I’d just like to point out that this bias really tends to narrow the way philosophers approach not just the focus here – the death/life boundary – but also cognitive difference and disability. This is especially the case when it comes to issues of moral status and evaluating the quality of life of those taken to be impaired or lacking whatever are construed as the central cognitive capacities (for reasons other than being rendered comatose or ‘brain dead’).

Todd
Todd
Reply to  ABCDEFGodthåb
6 years ago

Agree that this concerns about intellect are given undue moral weight by many moral theories. But many forms of utilitarianism focus first and foremost on sentience.

DocRPretired
DocRPretired
Reply to  ABCDEFGodthåb
6 years ago

I think the definitions that include irreversible brain death do not suffer from the claim of being bias toward those with high cognitive abilities. They take into account all brain functions and that all are lost, be they intellectually of a high level or minimal awareness and function (all of which are irrevfersibly lost). Brain death does not just refer to intellectually high functioning, but all meaningful functioning, including just being aware of one’s surroundings.

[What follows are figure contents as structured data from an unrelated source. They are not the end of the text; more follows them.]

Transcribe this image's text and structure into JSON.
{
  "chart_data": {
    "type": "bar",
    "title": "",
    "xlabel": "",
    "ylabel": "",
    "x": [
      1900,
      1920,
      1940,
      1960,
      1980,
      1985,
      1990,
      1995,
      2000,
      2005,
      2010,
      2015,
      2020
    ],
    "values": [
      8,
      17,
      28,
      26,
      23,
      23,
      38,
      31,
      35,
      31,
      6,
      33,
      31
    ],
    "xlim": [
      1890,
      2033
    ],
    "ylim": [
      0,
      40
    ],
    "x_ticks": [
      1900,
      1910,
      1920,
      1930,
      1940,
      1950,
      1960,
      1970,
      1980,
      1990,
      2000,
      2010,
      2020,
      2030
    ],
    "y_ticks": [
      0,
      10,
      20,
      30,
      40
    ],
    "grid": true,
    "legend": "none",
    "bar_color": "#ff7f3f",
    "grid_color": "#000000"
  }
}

Having taught medical ethics for 35 years and being a member of a major hospital ethics committee in a predominantly African-American community, I am quite aware of the cultural differences and that, indeed, African-American families will request much more care and longer care than other ethnic groups. Nothing in how we define death, however, forces families to abide by definitions and actions they disagree with. The only issue would be if outsiders such as doctors and ethicists browbeat or coerce families into accept their ideas (if they differ); this is wrong. But doing a compassionate and careful consult to present the facts is part of the job of ethicists, and all health care professionals.

Sam Duncan
6 years ago

I actually did end up assigning this article to my students so I’ve been thinking quite a lot about it, and honestly it’s more than a bit distressing. Informed consent and patient autonomy are perhaps the cornerstone principles of the discipline of bioethics, but it seems that many people pushed the brain death account of death and stayed mum on its flaws for more or less consequentialist reasons rather than being open with people about their reasoning. The official narrative I’d heard is that brain death made a lot of philosophical sense merely as a descriptive concept when it was formulated, that later debate had shown that it didn’t really track any value free reality in a neat way, and so now philosophers had retreated to defending as a pragmatic compromise between the competing ends of getting organs for transplant and not wasting resources on the one hand and caution about letting people who should live die and honoring patient and family autonomy in making decisions on the other (for what it’s worth I think it’s a good compromise). It’s disheartening to hear that many of its proponents always knew the problems with the definition as a neat factual description of a very messy reality but sold it as such a factual description to avoid arguments about the value judgments at work. The condescending and even insulting treatment of the Winkfield family by some prominent names in the field is also disturbing.